Some stats cannot possibly have a linear relationship to other stats as they are not equal translations. Str is a linear relationship where Crit is not, its the chance of 1 event over another event and will have a bell shape to it. Thus it has a "sweet spot" that is optimal and after that point it is not as the chance of an additional event doesn't exceed the benefit of another stat. In addition, haste is a variable stat, its based on time and will have a range due to human error, GCD, lag, and skill use priority. Given all the factors that would translate haste into DPS would be complicated and at best give you a range. Xvalue average player ---> Zvalue best possible player. This again, should have a bell shape since there will be a sweet spot based on realistic play environment (note that could possibly be 3 sec GCD, if and only if, CS was 1st priority which it is not)
Your form is also based on hit/exp cap, which means that those values shouldn't be represented in the form. Its assumed already you will never miss. Running a statistical analysis on a log won't give accurate numbers, it just gives a breakdown of that data set.
Base attributes will be factors of event based attributes so as one goes up so will the other.
If it stays like this, wouldn't this mean that the Holy Damage part is being mitigated by armor, what supposedly shouldn't happen?
As I understand, the damage of the first generator attack should be calculated before armor and damage reducing effects and the spawn the Holy secondary attack. After that the physical generator attack get's mitigated by armor and damage reducing effects while the Holy spawned attack get's modified by Inquisition, spell damage taken debuff and so on, no?
It sounds a lot like it works exactly like the late WotLK Scourge Strike (is it still the same?) - the damage dealt by the magical portion is calculated from the melee attack upon it's landing. Scourge Strike was made function like that in WotLK to make UH DKs scale better with Armor Penetration. This might also explain why Hand of Light might not be affected by Inquisition at the moment, as both portions of Scourge Strike were carefully set to scale with specific buffs in a specific way to ensure it won't double-dip on anything (if I remember correctly) - Inquisition might not yet be among the effects it's allowed to scale with in the current PTR build.

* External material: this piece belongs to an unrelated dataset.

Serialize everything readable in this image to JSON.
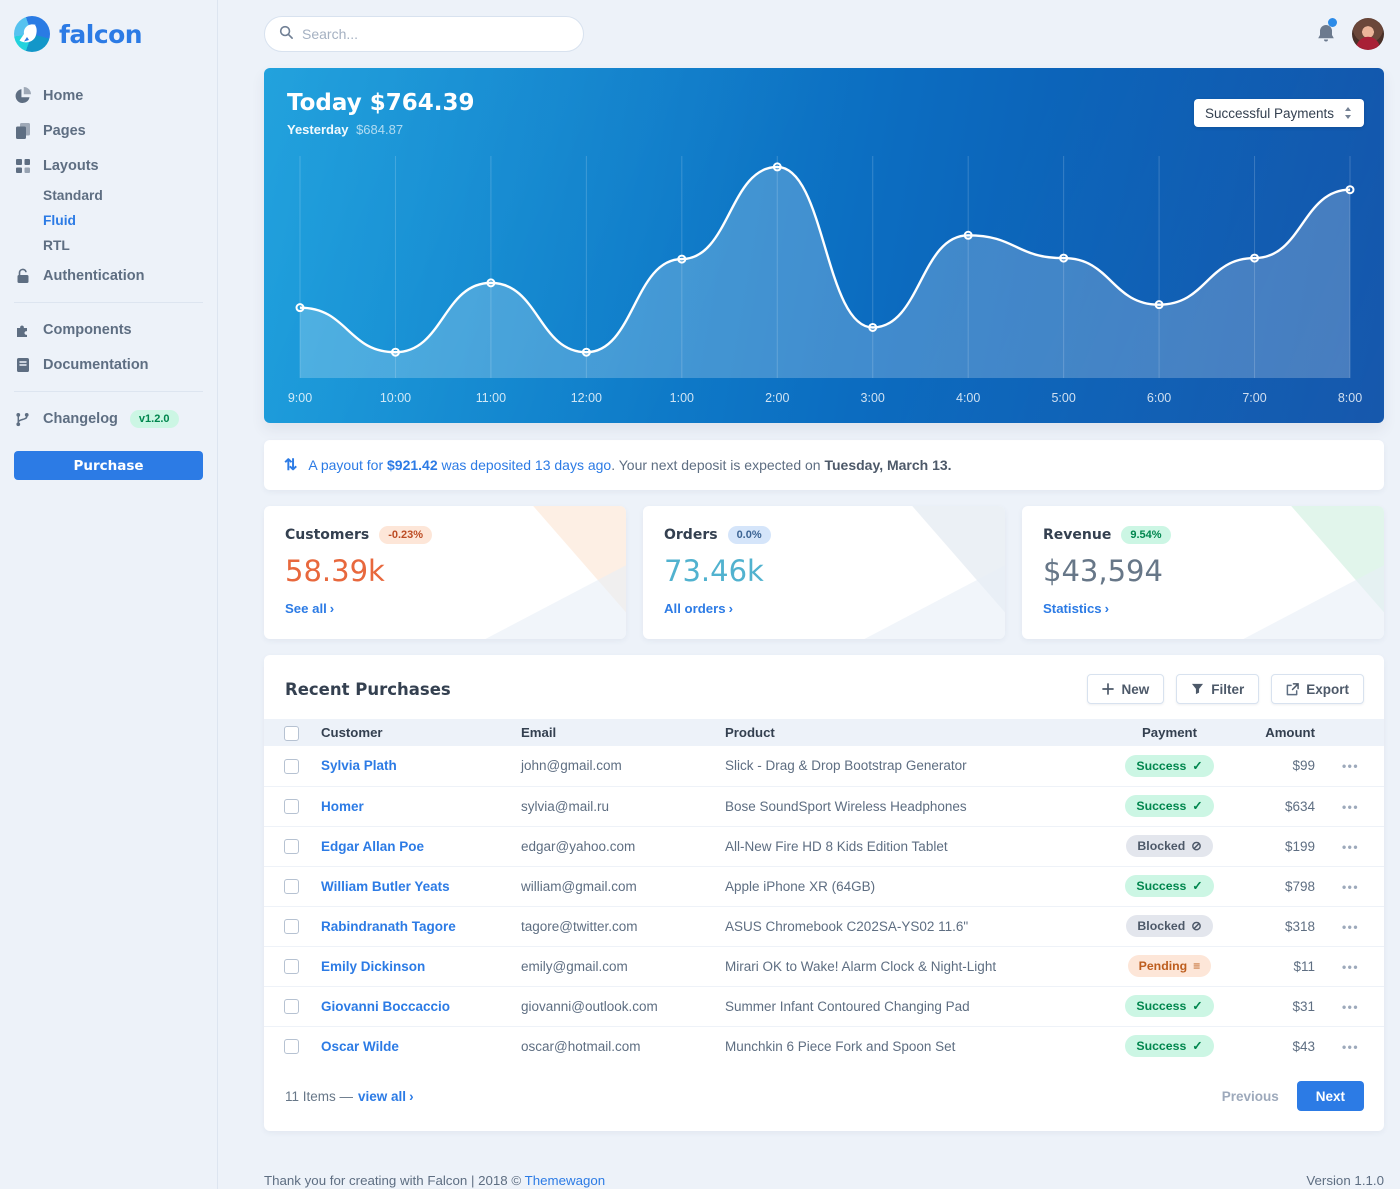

It sounds a lot like it works exactly like the late WotLK Scourge Strike (is it still the same?) - the damage dealt by the magical portion is calculated from the melee attack upon it's landing. Scourge Strike was made function like that in WotLK to make UH DKs scale better with Armor Penetration. This might also explain why Hand of Light might not be affected by Inquisition at the moment, as both portions of Scourge Strike were carefully set to scale with specific buffs in a specific way to ensure it won't double-dip on anything (if I remember correctly) - Inquisition might not yet be among the effects it's allowed to scale with in the current PTR build.
It's probably a problem in the way they decided to implement it, not the design by itself. I think it was meant to scale with Inq but they didn't get it right yet. Assuming they want to avoid double-dipping, it won't even after it benefits from Inq since none of the skills HoL is based upon has a holy component to it.
If the current version of HOL goes live my spreadsheet shows that it will improve our overall dps by ~5% and mastery will end up being slightly behind crit and haste. HOL not benefitting from Inquisition or other spell damage buffs means that mastery will be a very useful stat to have and won't be a plague like before but it will still be our worst stat.
What Blizzard might do or how it intends things to work I can't say, but this is a pretty reasonable set of changes. If Inquisition does end up modifying the damage then mastery goes from last to best (of the secondary stats, post capping).